Kaituo Pharmaceutical was founded in Suzhou in 2009 and focuses on independently developing innovative drugs for the treatment of androgen receptor (AR) related cancers and other diseases. A total of 6 products are in clinical research, including AR antagonists, ALK-1 monoclonal antibodies, mTOR kinase-targeted inhibitors, Hedgehog inhibitors, and AR-degraders.

A number of other products are in the pre-clinical research or IND filing stage, including PD-L1/TGF-beta bi-target antibodies, AR-degrader, and c-Myc inhibitors. The core product, procluramide for mCRPC indications, is expected to be approved for marketing next year. We are optimistic that the company has a differentiated and risk-balanced R&D pipeline, with broad room for growth in the future. Based on a cash-flow discount model, the company's three fastest-progressing core products, procluramide, furatane, and ALK-1, are valued. It is estimated that the reasonable market value of pioneering pharmaceuticals is HK$10.745 billion, or HK$29.1 per share, with room for 40% increase from current prices.

Report summary

The commercialization of the core product procluramide is imminent, and the prospects are promising.
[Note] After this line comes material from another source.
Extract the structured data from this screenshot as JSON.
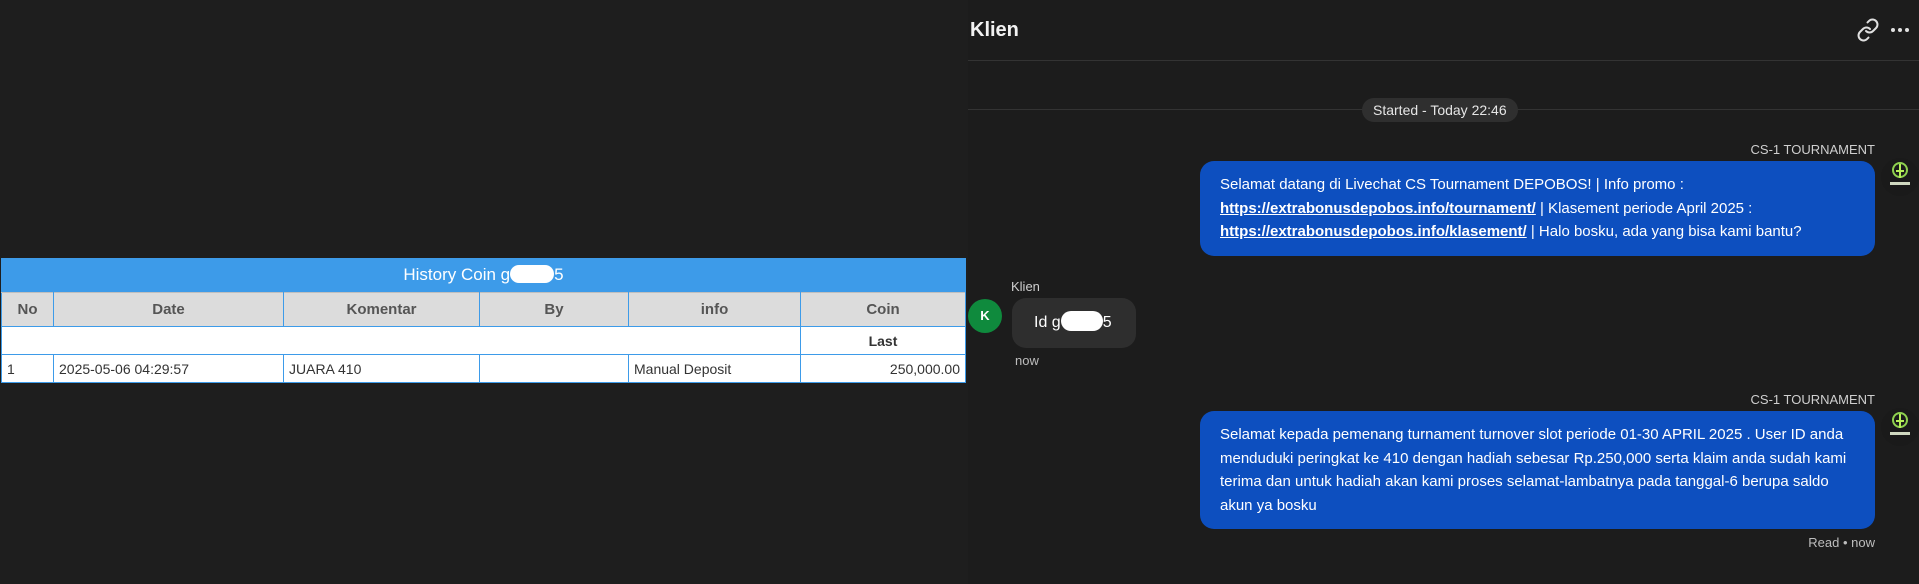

The company's main drug under development, procluramide (GT0918, a small molecule AR antagonist), is undergoing a phase III clinical trial for second-line treatment of metastatic casting-resistant prostate cancer (mCRPC) in China. It is expected that a new drug application will be submitted this year. Another phase III clinical trial of procluramide with abiraterone as first-line treatment for mCRPC in China is expected to complete patient enrollment this year. A phase II clinical trial of procluramide for second-line treatment of mCRPC is also being conducted in the US and is expected to be completed by the end of June this year. Benchmark Pfizer's enzalutamide, which is already on the market, and procluramide showed better safety and good efficacy. In the non-head-to-head trial, procluramide did not induce epilepsy in the subjects, and the proportion of the 200mg dose group that took 15 and 18 months of administration exceeded 31.4% and 20%, respectively, which was superior to the Japanese enzalutamide trial (20% for patients without chemotherapy). We believe that the total domestic and international indications of procluramide for mCRPC are expected to reach a peak sales of 5 billion yuan.

The product line is well-stocked, and chemical drugs and biopharmaceuticals form an echelon. The company's product line is clearly laid out around AR-related indications such as tumors, androgenic alopecia, etc., with a high degree of innovation and sufficient momentum for development. A phase II global multicenter clinical trial application for ALK-1 (GT90001) monoclonal antibody products for the treatment of advanced hepatocellular carcinoma has been approved by the FDA. The phase II clinical trial of furatane (KX-826) for androgenic alopecia was completed in December 2020. It is expected that in the next three years, the company will continue to have new products approved for listing, with sufficient development momentum.

Independent research and development capabilities have been deeply accumulated, and the company responded quickly after the COVID-19 pandemic to expand the COVID-19 indications for puclolamide.

In March '21, the study for critically ill patients reached the end of the trial, and the study on men with mild to moderate illness was approved by the FDA for phase III. Referring to Gilead's COVID-19 drug Veklury (Remdesivir), which has 20-year sales of 2.8 billion US dollars, the Veklury treatment cycle is 5 to 10 days, and the price of one course of treatment ranges from 2,340 US dollars (about 16,000 yuan) to 3120 US dollars (about 21,000 yuan), with sales of about 1 million doses. Kaituo Pharmaceutical originally designed a production capacity of about 4 million tablets per year for cancer patients. The workshop has now been remodeled and will be upgraded to 50 million tablets per year, which can supply about 1 million COVID-19 patients.

We believe that compared to Gilead Veklury and Lilly's neutralizing antibodies, the oral dosage form of procluramide is easier to increase market penetration, and COVID-19 indications are expected to contribute incremental flexibility to the company's performance.

First, it has a “buy” rating, with a target price of HK$29.1. Based on the AR development platform, the company continues to expand the field of indications through authorization, authorization, and cooperative development. We are optimistic that the company has a differentiated and risk-balanced R&D pipeline, with broad room for growth in the future. Based on a cash-flow discount model, the company's three fastest-progressing core products, procluramide, furatane, and ALK-1, are valued. It is estimated that the reasonable market value for developing the pharmaceutical industry is HK$10.745 billion, or HK$29.1 per share.

Main risk factors: R&D progress falls short of expectations, drug sales fall short of expectations, and medical insurance control exceeds expectations.